It was never clear why that particular line was deleted. Most likely they wanted to push gun confiscation instead, and it confused the narrative. In any event, the New York Times didn’t want to talk about the shooter’s marijuana use. If the blogger Alex Berenson hadn’t spotted the change, it’s likely no one would have ever noticed it. What we do know is that, if the shooter in Uvalde was indeed a pothead, then there are a lot of other examples just like him. Many other mass shooters — from Parkland to Aurora to Tucson to Sutherland Springs — were reported marijuana users.
That dovetails with research showing that young people who used marijuana were more than twice as likely to commit acts of violence. To give just one example, the American Journal of Psychiatry published a meta-analysis of several large-scale studies three years ago. The conclusion:
“These results demonstrate a moderate association between cannabis use and physical violence. … Cannabis use in this population is a risk factor for violence.”
You never hear about these studies, probably for the same reason that the New York Times censored itself for mentioning marijuana in the context of the Uvalde shooting. In elite circles, talking about the consequences of marijuana use is unpopular. Anything that discourages people from smoking more weed is also disfavored. It’s almost like they want the masses to be drugged and passive, which might explain why the cigar tax in New York is 75%, while the marijuana tax is less than 15%.

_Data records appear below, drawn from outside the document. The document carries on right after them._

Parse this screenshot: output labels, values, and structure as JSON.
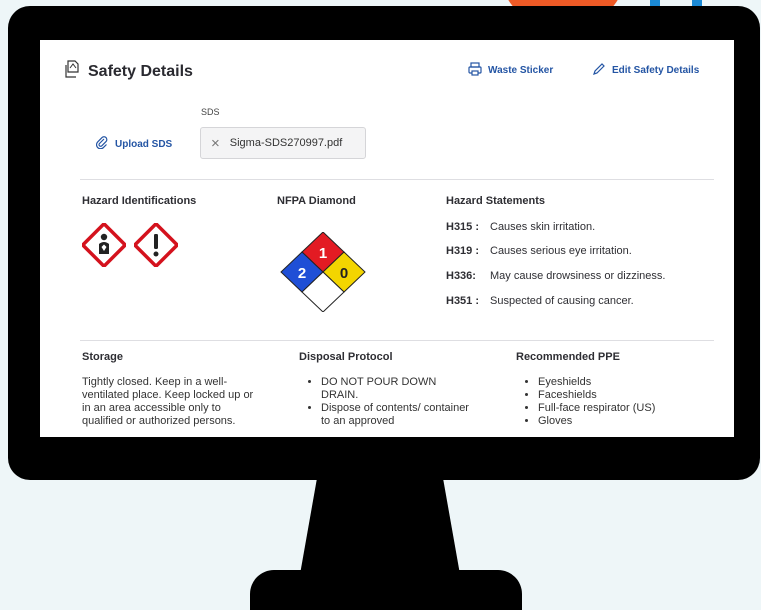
{
  "header": {
    "title": "Safety Details",
    "waste_sticker": "Waste Sticker",
    "edit_safety_details": "Edit Safety Details"
  },
  "sds": {
    "label": "SDS",
    "upload_label": "Upload SDS",
    "file_name": "Sigma-SDS270997.pdf"
  },
  "hazard_identifications": {
    "heading": "Hazard Identifications",
    "pictograms": [
      "health-hazard-icon",
      "exclamation-mark-icon"
    ]
  },
  "nfpa": {
    "heading": "NFPA Diamond",
    "health": "2",
    "flammability": "1",
    "instability": "0",
    "special": "",
    "colors": {
      "health": "#1f4fd6",
      "flammability": "#e31b23",
      "instability": "#f3d500",
      "special": "#ffffff"
    }
  },
  "hazard_statements": {
    "heading": "Hazard Statements",
    "items": [
      {
        "code": "H315 :",
        "text": "Causes skin irritation."
      },
      {
        "code": "H319 :",
        "text": "Causes serious eye irritation."
      },
      {
        "code": "H336:",
        "text": "May cause drowsiness or dizziness."
      },
      {
        "code": "H351 :",
        "text": "Suspected of causing cancer."
      }
    ]
  },
  "storage": {
    "heading": "Storage",
    "text": "Tightly closed. Keep in a well-ventilated place. Keep locked up or in an area accessible only to qualified or authorized persons."
  },
  "disposal": {
    "heading": "Disposal Protocol",
    "items": [
      "DO NOT POUR DOWN DRAIN.",
      "Dispose of contents/ container to an approved"
    ]
  },
  "ppe": {
    "heading": "Recommended PPE",
    "items": [
      "Eyeshields",
      "Faceshields",
      "Full-face respirator (US)",
      "Gloves"
    ]
  },
  "colors": {
    "link": "#2455a4",
    "pictogram_red": "#d4121d"
  }
}
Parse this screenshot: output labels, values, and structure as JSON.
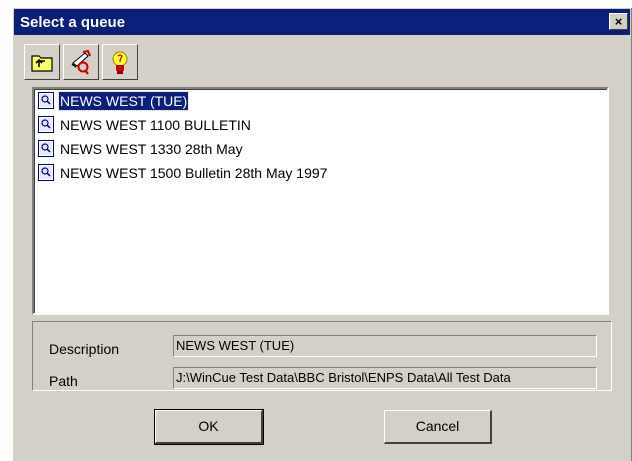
{
  "window": {
    "title": "Select a queue",
    "close_label": "×"
  },
  "toolbar": {
    "buttons": [
      {
        "icon": "folder-up-icon"
      },
      {
        "icon": "query-icon"
      },
      {
        "icon": "lightbulb-icon"
      }
    ]
  },
  "queues": [
    {
      "label": "NEWS WEST (TUE)",
      "selected": true
    },
    {
      "label": "NEWS WEST 1100 BULLETIN",
      "selected": false
    },
    {
      "label": "NEWS WEST 1330 28th May",
      "selected": false
    },
    {
      "label": "NEWS WEST 1500 Bulletin 28th May 1997",
      "selected": false
    }
  ],
  "details": {
    "description_label": "Description",
    "description_value": "NEWS WEST (TUE)",
    "path_label": "Path",
    "path_value": "J:\\WinCue Test Data\\BBC Bristol\\ENPS Data\\All Test Data"
  },
  "buttons": {
    "ok_label": "OK",
    "cancel_label": "Cancel"
  },
  "colors": {
    "titlebar": "#0a1f7a",
    "face": "#d4d0c8",
    "selection": "#0a1f7a"
  }
}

Regardless of what exactly explains that discrepancy, the PR effort to push marijuana has obviously been successful over the past decade. Two dozen states have passed some form of legalization or decriminalization of weed. And because slippery slopes are real — and anyone who uses the term “slippery slope fallacy” is lying to you — the decriminalization movement did not end there. Instead, it’s progressed far beyond marijuana.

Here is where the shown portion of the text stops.